The description of her self-abortion is very poignant and touching:She had skipped rope until her legs grew numb and her stomach burned then she had poured water from the heavy bucket over her head, shoulders, over the tight little curve of her stomach. She had poured until the last of the blood washed off her legs then she had collapsed. Dimple’s act of abortion is a sacrament of liberation from the traditional roles and constraints of womanhood. Symbolically, by revoking her motherhood Dimple liberates herself from the traditional role of a Hindu wife of just bearing and rearing a child. Like the western feminists she asserts her will but her abortive acts is a kind of moral and cultural suicide.

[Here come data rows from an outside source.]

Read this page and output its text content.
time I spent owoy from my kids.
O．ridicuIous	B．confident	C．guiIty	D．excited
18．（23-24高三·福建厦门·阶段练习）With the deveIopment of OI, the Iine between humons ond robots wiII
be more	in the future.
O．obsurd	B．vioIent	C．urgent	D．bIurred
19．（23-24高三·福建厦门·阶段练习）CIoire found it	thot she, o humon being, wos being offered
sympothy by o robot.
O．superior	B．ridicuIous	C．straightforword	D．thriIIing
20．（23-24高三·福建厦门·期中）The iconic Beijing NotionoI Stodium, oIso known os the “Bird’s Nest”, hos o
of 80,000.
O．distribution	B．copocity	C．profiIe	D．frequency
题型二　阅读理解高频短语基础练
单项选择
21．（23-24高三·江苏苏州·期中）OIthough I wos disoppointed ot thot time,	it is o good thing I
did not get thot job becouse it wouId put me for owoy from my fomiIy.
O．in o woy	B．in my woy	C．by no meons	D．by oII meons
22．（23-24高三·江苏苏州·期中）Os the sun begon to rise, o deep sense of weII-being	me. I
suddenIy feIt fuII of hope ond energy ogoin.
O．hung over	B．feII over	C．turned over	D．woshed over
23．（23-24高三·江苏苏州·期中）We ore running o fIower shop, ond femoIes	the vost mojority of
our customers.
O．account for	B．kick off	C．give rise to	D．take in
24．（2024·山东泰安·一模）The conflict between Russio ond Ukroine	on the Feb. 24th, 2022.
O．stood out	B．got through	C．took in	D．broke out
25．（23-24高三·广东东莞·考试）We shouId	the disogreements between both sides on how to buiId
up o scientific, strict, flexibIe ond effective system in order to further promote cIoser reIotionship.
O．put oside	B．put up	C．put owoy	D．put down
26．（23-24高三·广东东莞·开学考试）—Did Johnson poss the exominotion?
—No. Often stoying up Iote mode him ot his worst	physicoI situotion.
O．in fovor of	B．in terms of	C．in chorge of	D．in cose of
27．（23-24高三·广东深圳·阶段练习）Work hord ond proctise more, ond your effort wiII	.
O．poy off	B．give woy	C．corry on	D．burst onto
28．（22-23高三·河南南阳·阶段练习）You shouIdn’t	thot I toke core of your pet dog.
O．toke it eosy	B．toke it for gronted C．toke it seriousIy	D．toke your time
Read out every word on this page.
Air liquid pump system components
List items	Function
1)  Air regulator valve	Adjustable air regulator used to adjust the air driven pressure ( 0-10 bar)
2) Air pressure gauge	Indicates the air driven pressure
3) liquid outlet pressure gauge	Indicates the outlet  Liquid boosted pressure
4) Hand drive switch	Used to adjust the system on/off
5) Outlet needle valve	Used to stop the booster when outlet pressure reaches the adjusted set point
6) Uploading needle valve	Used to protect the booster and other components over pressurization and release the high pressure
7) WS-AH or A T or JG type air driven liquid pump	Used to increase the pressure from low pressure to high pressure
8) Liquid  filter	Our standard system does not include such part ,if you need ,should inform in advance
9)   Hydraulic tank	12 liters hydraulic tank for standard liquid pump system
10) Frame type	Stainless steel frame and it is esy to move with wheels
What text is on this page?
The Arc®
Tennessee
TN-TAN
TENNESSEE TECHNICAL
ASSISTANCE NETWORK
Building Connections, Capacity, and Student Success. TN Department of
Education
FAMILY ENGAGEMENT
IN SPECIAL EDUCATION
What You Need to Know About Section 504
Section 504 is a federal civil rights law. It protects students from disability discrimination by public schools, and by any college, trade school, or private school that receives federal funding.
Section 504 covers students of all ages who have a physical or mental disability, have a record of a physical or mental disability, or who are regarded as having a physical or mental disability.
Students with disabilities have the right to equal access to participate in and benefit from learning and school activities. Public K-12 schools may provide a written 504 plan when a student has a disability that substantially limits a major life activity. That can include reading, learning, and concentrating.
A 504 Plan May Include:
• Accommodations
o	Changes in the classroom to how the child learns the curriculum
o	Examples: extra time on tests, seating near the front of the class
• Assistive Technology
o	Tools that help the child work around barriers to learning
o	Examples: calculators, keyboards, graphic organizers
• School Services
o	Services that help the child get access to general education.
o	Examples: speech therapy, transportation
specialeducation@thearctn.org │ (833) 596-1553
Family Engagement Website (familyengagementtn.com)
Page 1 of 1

When Amit’s confirmation for migration to U.S. comes Dimple’s happiness is inexpressible. She prepares well and sees to it that nothing she misses which is necessary for a new life. She feels like being freed from the traditional restrictions and domination. On the eve of their departure, pixie organizes a grand party at which she invites mostly the media persons. Dimple meets Ratna Das, a middle aged modern wife, who does not give any importance to America. She says “It might be fun to go for a vacation… but I would not want to settle there”. But for Dimple, the real happiness is to lead a luxurious and comfortable life in America. She expresses as, “Real happiness was just in the movies or in the West”.

The long-awaited day of migration comes and Mr.& Mrs. Amit Basu set their feet at the Kennedy Airport where Jyoti Sen, Amit’s former classmate at the I.I.T., Kharagpur receives them. They discuss about the town and shocked to know, man murders three persons including the ice-cream vendor just for the simple reason that the fellow doesn’t have a chocolate ice-cream cone. On the way to Sen apartment, Amit is unmindful of the scenes outside the car and is busy enquiring about job opportunities in America.